私の名前はA2。漫画家になろうと日々努力をしているどこにでもいる女だ。今日はとある漫画雑誌の編集者である9Sさんのところに漫画の持ち込みに来た。
「やっぱり絵がまずかったでしょうか・・・」
「いや絵は十分上手いんですけど内容がね・・・」
9Sさんは頭を抱える。
「まず第一にコレ最初少女漫画みたいに始まってるじゃん。ベッタベタの。なんでアジのフライくわえて学校走ってるのかは分からないけど。それが何でページ開いたらスパイ漫画になってるの?高校デビューの部分いる?あるいはそのまま少女漫画でやればよかったじゃん」
「いやー、自分でも少女漫画かスパイ漫画にするか迷いまして」
「じゃあ描く前にどっちかに決めよう?何で漫画書き始めても悩んでんの?」
「2つの漫画が1つの作品として同時展開していく。新しくないですか?」
「新しいけどひたすら読みにくいよ」
問題は絵ではなかったのか。さすが9Sさん。編集者としてためになるアドバイスをくれる。

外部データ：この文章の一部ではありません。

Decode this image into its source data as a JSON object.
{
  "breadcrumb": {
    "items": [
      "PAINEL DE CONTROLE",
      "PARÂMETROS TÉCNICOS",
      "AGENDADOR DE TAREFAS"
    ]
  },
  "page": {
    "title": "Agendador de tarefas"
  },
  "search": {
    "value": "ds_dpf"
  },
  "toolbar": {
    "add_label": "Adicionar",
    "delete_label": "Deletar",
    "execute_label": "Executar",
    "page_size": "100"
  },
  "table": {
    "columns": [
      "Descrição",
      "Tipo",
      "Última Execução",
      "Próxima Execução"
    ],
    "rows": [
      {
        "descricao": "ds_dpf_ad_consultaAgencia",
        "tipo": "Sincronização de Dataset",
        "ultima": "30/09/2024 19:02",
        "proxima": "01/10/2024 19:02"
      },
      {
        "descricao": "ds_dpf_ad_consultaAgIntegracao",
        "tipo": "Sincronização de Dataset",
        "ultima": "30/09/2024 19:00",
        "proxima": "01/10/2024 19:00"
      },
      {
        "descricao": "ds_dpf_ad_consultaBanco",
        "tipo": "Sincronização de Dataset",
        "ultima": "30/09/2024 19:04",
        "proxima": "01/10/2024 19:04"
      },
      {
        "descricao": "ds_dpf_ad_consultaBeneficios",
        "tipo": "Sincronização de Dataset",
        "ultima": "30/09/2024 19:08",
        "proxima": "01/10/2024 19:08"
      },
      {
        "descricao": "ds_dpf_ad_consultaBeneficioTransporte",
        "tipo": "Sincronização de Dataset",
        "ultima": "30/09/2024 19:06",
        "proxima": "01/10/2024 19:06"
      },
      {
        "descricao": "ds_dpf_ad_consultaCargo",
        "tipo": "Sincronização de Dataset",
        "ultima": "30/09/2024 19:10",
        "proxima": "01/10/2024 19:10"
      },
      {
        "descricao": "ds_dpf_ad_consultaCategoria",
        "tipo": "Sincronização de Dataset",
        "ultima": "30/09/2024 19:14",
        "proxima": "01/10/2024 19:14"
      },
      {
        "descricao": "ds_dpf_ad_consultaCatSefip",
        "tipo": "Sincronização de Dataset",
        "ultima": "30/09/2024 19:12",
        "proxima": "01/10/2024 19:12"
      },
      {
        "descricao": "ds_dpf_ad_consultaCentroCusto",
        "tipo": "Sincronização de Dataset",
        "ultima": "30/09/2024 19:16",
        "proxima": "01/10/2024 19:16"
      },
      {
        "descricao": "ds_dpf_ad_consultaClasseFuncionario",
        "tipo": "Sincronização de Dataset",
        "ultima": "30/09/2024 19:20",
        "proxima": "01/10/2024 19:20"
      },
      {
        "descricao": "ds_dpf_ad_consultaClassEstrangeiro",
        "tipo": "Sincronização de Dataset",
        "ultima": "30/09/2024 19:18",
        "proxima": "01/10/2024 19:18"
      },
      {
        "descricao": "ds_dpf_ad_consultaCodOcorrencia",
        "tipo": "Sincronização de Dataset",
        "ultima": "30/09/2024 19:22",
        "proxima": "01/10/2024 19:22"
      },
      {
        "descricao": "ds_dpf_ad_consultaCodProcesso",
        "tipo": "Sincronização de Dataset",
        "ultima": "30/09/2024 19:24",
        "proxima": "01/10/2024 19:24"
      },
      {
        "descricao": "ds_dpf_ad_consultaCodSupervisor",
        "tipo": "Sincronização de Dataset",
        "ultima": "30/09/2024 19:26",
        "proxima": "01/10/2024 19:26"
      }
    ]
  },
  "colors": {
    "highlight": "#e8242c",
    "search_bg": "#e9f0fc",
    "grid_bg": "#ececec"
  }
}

「あとさ、ウチ一応子供向けの雑誌なの。コ●コ●コミックみたいな。それで『エロ本』とか『体に聞いてやる』とか明らかにエロを意識してるのはちょっと・・・」
「一応本番行為アリのR18ヴァージョンも用意したんですけど」
「出さなくていい!出さなくていいから!」
カバンから原稿を取り出そうとする私を9Sさんは止める。
「というかエロ漫画描きたいならなんでウチみたいな小学生向けの雑誌に持ち込んだの?」
「いや、最近は子供向け雑誌とか言ってもどこも結構乱れてるじゃないですか。だから問題ないかなーって」
「いや問題だよ。がっつり本番行為描いたら大問題だよ・・・」
そう言って9Sさんはため息を吐く。
「とりあえず、少女漫画かスパイ漫画がどっちかに絞ってからもう1回持って来て」
「分かりました。次は少女かスパイかエロ漫画のどれかにします」
「エロはもういいって!!」
そう言って9Sさんが、テーブルを叩いた瞬間、私は―――
◇◇◇
「・・・む?」
目が覚めると白い天井が見える。
「夢か・・・」
どうやらバンカーの自室で眠っていたらしい。伸びをしながらA2は起き上がる。
よく覚えてないがなにやらいろいろと忙しい夢を見た気がする。
「おはようございます。A2。報告、10分程前から司令官からの呼び出し」
「はあ!?なんで起こしてくれなかったんだ!?」
そう言ってA2は部屋を飛び出した。
そんな出来事があったとかなかったとか。
彼女の記憶にはなくとも、その世界は本当にあったのかもしれない。